We return now to the question of whether there were present under Pennsylvania law sufficient circumstances from which the jury could conclude that the second marriage was valid. There was evidence of the following: First, the marriage in issue was contracted ceremonially, and entered into in good faith in the honest belief that, the prior marriage was terminated'.. Second, there was a long period of time between appellant’s separation from Benton in 1923 and her second marriage in 1938. Third, that appellant had lived with the husband of her second marriage for fifteen years and this marriage was never questioned but rather was accepted by friends and relatives. Fourth, the remarriage of Benton ceremonially. It should be emphasized here that Benton’s capacity to remarry was judicially decided by the 1954 South Carolina decree declaring his second marriage valid. Fifth, the determination of the invalidity of the marriage of appellant and decedent Headen would indirectly affect the legitimacy of Benton’s nine children of his second marriage.
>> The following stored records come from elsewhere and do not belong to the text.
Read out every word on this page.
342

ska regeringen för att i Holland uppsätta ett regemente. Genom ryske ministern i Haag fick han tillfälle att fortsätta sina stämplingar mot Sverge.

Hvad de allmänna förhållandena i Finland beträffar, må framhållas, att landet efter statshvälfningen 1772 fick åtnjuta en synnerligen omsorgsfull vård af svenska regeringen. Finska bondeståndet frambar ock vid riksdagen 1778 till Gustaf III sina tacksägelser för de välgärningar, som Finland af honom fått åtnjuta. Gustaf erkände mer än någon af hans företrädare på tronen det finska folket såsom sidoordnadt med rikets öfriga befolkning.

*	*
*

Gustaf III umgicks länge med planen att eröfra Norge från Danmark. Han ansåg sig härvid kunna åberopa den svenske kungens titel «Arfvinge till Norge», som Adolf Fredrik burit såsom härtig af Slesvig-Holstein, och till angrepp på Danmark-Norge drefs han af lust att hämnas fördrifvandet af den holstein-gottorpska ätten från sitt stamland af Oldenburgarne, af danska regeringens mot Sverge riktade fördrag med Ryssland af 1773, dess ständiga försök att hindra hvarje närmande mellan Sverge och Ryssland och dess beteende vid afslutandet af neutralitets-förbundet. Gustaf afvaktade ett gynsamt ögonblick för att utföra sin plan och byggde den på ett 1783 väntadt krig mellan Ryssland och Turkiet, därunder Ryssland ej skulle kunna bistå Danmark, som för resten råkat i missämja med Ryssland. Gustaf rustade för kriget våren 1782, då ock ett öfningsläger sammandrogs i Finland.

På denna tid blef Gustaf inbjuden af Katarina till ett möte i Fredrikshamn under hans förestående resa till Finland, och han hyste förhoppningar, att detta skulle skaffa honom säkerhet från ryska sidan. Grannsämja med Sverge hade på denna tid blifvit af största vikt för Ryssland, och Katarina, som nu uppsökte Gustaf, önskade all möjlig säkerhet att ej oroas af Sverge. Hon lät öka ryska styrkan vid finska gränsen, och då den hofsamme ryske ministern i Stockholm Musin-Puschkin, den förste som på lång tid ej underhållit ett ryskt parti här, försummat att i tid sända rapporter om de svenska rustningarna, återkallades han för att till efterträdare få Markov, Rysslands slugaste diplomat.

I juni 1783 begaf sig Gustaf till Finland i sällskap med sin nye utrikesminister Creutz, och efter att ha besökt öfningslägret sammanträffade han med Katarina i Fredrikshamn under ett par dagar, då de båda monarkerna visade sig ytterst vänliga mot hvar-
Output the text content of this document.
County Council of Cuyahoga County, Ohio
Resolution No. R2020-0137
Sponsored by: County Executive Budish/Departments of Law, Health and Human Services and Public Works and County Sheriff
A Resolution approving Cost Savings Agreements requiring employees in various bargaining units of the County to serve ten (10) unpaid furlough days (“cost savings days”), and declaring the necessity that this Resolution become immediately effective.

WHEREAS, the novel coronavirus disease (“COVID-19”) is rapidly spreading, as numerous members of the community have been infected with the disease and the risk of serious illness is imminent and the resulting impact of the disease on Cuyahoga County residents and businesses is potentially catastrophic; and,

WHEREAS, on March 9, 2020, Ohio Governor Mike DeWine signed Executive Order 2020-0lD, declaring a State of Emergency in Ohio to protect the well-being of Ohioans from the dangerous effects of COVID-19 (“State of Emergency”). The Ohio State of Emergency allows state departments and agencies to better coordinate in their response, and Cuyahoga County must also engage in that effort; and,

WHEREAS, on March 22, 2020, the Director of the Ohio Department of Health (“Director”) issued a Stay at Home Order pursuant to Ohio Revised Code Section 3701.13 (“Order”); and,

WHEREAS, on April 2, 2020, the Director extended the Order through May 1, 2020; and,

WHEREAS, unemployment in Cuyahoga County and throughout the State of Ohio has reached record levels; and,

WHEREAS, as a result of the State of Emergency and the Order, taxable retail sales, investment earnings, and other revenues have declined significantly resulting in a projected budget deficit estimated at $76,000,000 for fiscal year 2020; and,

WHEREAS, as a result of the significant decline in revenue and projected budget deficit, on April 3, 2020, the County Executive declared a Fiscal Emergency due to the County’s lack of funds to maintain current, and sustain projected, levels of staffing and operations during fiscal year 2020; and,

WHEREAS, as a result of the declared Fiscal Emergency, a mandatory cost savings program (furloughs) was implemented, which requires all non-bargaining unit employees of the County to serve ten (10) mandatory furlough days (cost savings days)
If the above circumstances are proved, they are more than sufficient under Pennsylvania law to provide the basis for a finding by a jury that appellant’s marriage to Headen was valid. In re Wile’s Estate, supra, 6 Pa.Super. 435; In re Thewlis’ Estate, supra, 217 Pa. 307, 66 A. 519; Fritsche v. O’Neill, 1942, 147 Pa.Super. 153, 24 A.2d 131; In re Hilton’s Estate, 1919, 263 Pa. 16, 106 A. 69.

The judgment of the district court will be reversed and the cause will be remanded for a new trial consistent with this opinion. 
      
      . The Supreme Court of Pennsylvania disapproved the ultimate result of this decision, Pierce v. Pierce, 1946, 355 Pa. 175, 49 A.2d 346, but on an entirely different ground.